Example Github Actions

name: CI Pipeline  # 👈 Name of the workflow

on:
  push:            # 👈 Run workflow when code is pushed
    branches: [main]
  pull_request:    # 👈 Also run when someone creates a PR into main
    branches: [main]

jobs:
  build-and-test:
    runs-on: ubuntu-latest   # 👈 Runner (virtual machine) where the job runs

    steps:
      - name: Checkout repository
        uses: actions/checkout@v3
        # 👆 Pulls your repo code into the runner so we can work with it

      - name: Set up Python
        uses: actions/setup-python@v4
        with:
          python-version: '3.10'
        # 👆 Installs the version of Python you want to run your scripts with

      - name: Install dependencies
        run: |
          python -m pip install --upgrade pip
          pip install -r requirements.txt
        # 👆 Installs packages from your requirements.txt (numpy, pandas, polars, scikit-learn, etc.)

      - name: Run unit tests
        run: |
          pytest --maxfail=1 --disable-warnings -q
        # 👆 Runs tests with pytest. If one test fails, the pipeline stops.

      - name: Run linting
        run: |
          pip install flake8
          flake8 .
        # 👆 Code style / quality check. Helps keep code consistent across the team.
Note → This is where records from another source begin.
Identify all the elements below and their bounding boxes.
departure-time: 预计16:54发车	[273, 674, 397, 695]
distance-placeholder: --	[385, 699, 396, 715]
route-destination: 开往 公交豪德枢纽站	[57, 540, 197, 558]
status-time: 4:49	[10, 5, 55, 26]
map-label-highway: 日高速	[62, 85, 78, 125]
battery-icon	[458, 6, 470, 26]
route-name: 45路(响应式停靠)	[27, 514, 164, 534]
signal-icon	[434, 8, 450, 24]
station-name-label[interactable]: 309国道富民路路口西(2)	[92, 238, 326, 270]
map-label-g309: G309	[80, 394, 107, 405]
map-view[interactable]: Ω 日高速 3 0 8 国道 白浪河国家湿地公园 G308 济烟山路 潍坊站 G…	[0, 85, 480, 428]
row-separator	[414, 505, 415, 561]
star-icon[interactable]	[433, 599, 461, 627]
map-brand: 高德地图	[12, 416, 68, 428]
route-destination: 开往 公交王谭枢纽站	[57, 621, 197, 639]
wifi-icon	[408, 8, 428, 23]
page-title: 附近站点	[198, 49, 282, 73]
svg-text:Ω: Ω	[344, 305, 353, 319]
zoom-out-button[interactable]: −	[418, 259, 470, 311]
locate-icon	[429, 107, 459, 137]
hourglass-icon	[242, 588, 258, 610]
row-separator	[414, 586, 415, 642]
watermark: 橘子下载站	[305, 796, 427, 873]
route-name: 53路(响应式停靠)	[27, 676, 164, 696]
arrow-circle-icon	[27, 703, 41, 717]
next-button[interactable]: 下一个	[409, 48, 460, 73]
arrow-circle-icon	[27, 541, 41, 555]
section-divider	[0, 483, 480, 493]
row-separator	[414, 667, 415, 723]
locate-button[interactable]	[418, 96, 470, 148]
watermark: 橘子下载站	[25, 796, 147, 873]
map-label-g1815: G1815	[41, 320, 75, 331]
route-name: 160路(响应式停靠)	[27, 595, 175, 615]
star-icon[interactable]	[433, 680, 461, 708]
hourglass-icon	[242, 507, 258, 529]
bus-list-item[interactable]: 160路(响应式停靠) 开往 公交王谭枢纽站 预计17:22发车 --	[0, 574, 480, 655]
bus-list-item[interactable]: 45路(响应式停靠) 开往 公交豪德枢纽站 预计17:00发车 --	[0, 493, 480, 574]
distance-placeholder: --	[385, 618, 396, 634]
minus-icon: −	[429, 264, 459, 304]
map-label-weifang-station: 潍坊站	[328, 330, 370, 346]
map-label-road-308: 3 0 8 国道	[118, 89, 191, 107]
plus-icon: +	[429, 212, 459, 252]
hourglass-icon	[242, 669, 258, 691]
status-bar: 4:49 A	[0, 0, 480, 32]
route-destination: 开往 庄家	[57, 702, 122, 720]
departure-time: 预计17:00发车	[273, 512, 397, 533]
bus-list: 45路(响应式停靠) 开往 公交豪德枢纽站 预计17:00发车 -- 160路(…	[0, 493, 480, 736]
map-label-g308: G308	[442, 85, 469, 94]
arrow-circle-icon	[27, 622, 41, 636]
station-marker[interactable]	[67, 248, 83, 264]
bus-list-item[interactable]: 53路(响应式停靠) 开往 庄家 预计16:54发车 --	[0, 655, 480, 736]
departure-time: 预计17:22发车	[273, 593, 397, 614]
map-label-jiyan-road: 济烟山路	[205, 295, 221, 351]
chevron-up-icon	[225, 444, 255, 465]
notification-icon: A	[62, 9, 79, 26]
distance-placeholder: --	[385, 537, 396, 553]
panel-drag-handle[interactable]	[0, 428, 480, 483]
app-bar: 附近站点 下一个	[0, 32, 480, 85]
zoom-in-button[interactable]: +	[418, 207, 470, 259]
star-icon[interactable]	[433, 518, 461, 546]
      - name: Run model validation checks
        run: |
          python tests/run_model_checks.py
        # 👆 Custom step: you might build a script to check model metrics, data integrity, or impact analysis

  deploy:
    runs-on: ubuntu-latest
    needs: build-and-test   # 👈 Only runs if build-and-test succeeds
    if: github.ref == 'refs/heads/main'
    steps:
      - name: Checkout repository
        uses: actions/checkout@v3

      - name: Deploy to staging
        run: |
          echo "Deploying to staging..."
          # 👆 Replace with your actual deployment command (e.g. FastAPI app, Azure pipeline, or rating engine API update)

      - name: Notify team
        run: |
          echo "Deployment complete ✅"
          # 👆 Could be extended to send a Slack/Teams message, email, etc.